DOMANDA
Buongiorno Professore,
siamo i genitori i un bimbo di 8 anni al quale, dopo la nascita, è stata diagnosticata un’idronefrosi sx ingravescente con calicopielectasia che è passata dai 20 mm iniziali a 35 mm nel 9/2013, misurazione confermata da ecografia effettuata nel 1/2015.
Sono state effettuate 2 scintigrafie, nel 2008 e nel 10/2013, con esisti sostanzialmente sovrapponibili.
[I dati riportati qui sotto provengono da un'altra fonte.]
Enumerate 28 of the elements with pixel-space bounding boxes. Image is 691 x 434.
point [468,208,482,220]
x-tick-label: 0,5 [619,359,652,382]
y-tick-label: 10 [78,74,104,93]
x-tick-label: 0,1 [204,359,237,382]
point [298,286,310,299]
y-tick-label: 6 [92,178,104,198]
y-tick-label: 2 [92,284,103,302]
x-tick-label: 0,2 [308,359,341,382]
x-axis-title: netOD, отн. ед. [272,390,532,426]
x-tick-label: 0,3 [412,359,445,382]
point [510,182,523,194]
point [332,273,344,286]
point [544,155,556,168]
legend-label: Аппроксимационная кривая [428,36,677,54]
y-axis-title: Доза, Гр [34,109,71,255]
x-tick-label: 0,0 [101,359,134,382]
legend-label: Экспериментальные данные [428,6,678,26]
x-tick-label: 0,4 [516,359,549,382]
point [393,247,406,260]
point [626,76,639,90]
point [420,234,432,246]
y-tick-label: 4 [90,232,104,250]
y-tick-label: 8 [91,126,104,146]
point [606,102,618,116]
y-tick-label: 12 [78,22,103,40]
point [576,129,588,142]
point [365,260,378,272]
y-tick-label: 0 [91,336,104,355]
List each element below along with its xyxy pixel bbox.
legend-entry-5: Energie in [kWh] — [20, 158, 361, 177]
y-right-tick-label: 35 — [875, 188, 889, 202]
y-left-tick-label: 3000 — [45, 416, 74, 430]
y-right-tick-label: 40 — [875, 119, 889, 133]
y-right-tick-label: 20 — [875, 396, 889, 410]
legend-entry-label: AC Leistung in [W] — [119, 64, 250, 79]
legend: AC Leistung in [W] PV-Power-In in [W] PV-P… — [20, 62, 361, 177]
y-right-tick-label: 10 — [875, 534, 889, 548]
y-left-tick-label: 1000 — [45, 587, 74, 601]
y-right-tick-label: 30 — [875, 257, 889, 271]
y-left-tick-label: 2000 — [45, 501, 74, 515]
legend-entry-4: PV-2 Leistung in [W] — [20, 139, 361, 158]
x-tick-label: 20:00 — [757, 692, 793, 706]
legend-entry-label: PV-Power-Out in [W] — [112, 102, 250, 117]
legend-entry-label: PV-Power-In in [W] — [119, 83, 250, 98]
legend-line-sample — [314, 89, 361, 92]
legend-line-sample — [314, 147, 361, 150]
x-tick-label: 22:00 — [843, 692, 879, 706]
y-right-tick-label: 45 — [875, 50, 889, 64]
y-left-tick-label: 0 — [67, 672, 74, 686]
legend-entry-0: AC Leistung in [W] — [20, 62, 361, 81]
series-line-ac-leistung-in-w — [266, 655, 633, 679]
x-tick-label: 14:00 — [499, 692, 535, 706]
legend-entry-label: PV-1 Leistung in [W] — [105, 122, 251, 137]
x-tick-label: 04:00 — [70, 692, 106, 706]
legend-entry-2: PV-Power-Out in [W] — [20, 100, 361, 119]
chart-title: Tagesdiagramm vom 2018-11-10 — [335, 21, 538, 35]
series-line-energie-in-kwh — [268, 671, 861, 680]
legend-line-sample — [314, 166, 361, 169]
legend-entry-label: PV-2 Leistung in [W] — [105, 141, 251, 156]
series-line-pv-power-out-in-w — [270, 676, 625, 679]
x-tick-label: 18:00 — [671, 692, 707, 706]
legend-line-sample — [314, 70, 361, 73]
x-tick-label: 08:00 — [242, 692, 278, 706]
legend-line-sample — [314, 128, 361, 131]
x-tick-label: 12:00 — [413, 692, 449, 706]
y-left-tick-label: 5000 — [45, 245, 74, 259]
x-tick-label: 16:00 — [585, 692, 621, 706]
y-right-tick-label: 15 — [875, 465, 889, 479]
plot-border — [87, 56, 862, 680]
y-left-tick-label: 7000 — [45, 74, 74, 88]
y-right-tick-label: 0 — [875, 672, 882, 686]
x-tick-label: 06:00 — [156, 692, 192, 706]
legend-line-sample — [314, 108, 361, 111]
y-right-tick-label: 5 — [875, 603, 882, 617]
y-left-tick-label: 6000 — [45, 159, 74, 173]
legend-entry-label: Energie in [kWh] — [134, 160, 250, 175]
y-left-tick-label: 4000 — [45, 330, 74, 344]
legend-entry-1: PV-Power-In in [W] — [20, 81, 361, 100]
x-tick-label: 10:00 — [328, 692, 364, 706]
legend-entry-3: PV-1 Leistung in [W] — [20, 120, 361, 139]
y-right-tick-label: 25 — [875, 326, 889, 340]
Il referto dell’ultima riporta: «Rene sin. con parenchima assottigliato e modicamente ipocaptante, lievemente ipofunzionante (funzione relativa 41% pressoché sovrapponibile all’indagine precedente) con dilatazione e stasi calicopielica di natura non ostruttiva»
Nel 1/2015 il bambino è stato sottoposto a cistoscopia il cui referto recita: «introduzione del cistoscopio, OU in sede, il sinistro è cateterizzabile con CH5 solo per alcuni mm, iniezione del contrasto che evidenzia uretere di normale aspetto con restringimento serpiginoso a livello della giunzione pieloureterale. Il contrasto viene comunque iniettato nel bacinetto evidenziando ectasia calicopielica».
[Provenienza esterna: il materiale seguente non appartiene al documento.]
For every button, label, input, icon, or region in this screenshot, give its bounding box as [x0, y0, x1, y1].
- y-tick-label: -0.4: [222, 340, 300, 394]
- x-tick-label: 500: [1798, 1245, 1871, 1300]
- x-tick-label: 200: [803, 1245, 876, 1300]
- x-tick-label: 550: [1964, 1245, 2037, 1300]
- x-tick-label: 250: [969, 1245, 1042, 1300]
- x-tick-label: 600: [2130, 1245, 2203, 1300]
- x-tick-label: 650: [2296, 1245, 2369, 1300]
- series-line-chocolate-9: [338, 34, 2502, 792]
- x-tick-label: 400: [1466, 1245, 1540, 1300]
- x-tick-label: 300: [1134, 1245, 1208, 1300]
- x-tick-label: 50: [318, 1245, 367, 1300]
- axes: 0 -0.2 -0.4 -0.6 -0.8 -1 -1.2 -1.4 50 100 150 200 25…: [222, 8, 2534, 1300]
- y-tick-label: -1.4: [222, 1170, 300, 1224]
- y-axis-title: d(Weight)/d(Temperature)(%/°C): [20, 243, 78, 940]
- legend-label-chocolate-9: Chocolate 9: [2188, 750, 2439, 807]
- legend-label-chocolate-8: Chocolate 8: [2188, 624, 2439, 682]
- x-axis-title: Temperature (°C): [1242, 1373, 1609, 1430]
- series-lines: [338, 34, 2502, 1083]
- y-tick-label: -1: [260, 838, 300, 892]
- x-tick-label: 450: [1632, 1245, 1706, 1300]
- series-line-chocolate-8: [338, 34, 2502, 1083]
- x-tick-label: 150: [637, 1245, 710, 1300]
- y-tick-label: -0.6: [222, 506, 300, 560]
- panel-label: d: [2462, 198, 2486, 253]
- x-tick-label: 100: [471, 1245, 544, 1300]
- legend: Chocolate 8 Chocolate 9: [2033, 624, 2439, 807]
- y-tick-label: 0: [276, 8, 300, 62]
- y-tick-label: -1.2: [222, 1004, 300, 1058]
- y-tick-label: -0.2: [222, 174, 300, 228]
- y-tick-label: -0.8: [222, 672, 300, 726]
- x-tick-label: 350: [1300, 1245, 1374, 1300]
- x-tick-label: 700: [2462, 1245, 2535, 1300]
La patologia non ha mai dato sintomi: né coliche né infezioni e lo sviluppo è normale.
Sulla base dell’ultimo esame ci è stato suggerito di sottoporre il bimbo ad intervento per picloplastica.
Le chiediamo un parere circa la necessità di effettuare l’intervento e, in caso positivo, quali tempistiche ci suggerirebbe, poiché il bimbo recentemente è stato operato per criptorchidismo e non vorremmo sottoporlo ad un altro stress.
Cordialità
RISPOSTA
La situazione è tale per cui cui entrambi le scelte di intervento o attesa con controlli seriati possono avere delle ragioni.
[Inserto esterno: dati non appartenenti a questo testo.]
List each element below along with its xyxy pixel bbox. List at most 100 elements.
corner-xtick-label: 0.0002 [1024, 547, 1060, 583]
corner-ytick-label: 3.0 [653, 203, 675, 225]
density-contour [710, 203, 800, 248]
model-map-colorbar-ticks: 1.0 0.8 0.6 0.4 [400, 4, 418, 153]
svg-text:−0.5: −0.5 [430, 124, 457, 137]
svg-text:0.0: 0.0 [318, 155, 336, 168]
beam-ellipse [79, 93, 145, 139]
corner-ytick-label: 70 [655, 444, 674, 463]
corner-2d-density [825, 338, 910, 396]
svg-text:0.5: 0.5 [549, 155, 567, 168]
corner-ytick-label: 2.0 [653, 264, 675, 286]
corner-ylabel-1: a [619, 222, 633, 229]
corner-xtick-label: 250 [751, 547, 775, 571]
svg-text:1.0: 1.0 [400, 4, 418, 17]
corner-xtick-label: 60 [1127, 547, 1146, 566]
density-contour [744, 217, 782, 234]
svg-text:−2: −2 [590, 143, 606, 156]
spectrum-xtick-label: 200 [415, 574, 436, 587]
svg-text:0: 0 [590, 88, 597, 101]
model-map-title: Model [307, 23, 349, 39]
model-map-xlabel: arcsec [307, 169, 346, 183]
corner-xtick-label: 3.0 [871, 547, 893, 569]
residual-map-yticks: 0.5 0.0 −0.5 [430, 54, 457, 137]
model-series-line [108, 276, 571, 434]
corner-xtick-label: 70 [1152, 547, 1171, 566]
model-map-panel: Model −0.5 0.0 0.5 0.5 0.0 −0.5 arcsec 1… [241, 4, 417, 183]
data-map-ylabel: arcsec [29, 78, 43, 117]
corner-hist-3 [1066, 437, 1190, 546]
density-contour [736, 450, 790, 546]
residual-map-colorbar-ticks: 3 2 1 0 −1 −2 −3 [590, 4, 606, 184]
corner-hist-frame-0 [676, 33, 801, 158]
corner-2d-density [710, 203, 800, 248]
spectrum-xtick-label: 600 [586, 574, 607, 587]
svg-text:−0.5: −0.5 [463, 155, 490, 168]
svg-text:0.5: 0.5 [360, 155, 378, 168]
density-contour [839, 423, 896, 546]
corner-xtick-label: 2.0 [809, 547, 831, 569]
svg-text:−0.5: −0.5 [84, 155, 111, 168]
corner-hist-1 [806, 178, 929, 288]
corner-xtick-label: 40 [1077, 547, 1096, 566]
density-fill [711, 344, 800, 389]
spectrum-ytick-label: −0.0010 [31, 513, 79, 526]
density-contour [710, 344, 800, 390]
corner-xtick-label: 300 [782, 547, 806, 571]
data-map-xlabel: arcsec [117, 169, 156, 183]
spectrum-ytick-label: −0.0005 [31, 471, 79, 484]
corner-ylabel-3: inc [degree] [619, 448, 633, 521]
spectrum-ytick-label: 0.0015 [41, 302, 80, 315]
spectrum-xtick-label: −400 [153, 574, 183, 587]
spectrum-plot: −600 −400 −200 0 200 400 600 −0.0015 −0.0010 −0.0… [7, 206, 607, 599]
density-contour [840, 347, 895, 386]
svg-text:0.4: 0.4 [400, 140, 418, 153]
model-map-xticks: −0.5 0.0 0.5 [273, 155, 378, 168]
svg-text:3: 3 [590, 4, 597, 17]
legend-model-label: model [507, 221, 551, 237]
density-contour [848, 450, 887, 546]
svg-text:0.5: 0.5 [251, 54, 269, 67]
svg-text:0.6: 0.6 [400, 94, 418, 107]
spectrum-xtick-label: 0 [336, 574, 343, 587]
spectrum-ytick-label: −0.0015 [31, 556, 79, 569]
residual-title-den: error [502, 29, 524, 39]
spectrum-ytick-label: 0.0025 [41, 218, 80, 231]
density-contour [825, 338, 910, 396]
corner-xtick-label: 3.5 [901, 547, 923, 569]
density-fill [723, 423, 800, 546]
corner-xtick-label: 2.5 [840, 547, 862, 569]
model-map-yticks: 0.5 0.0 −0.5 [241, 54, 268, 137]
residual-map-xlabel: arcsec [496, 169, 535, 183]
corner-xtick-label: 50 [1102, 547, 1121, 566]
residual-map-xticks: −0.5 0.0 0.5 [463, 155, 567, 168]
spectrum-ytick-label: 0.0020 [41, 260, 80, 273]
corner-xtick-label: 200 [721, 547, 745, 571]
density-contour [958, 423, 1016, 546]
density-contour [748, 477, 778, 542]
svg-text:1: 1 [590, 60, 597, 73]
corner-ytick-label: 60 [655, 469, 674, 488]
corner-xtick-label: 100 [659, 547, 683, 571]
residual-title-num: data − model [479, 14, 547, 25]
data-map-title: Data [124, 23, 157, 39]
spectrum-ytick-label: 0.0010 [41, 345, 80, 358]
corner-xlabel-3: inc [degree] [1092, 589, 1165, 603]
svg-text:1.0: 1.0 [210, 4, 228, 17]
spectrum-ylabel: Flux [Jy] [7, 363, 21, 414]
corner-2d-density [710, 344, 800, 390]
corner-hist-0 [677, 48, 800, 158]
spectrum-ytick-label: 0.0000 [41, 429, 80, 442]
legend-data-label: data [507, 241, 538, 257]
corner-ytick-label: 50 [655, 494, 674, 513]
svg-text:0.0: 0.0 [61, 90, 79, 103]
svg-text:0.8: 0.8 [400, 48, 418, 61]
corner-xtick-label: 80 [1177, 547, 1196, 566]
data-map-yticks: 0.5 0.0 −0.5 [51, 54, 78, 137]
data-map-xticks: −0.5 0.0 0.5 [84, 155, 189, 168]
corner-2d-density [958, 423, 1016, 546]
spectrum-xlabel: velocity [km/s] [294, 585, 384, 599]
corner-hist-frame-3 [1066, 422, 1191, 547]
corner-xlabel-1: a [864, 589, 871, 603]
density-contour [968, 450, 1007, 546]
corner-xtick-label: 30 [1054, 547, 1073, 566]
Io non avrei dubbi nel consigliarvi l’intervento: la funzione del rene affetto ridotta, anche se non è ultimamente peggiorata, e l’incremento dell’idronefrosi nel tempo ne sono le principali ragioni. Se decidete per l’intervento fatelo subito che senso ha rinviare. Se volete attendere scegliete allora di farlo continuando i controlli programmati.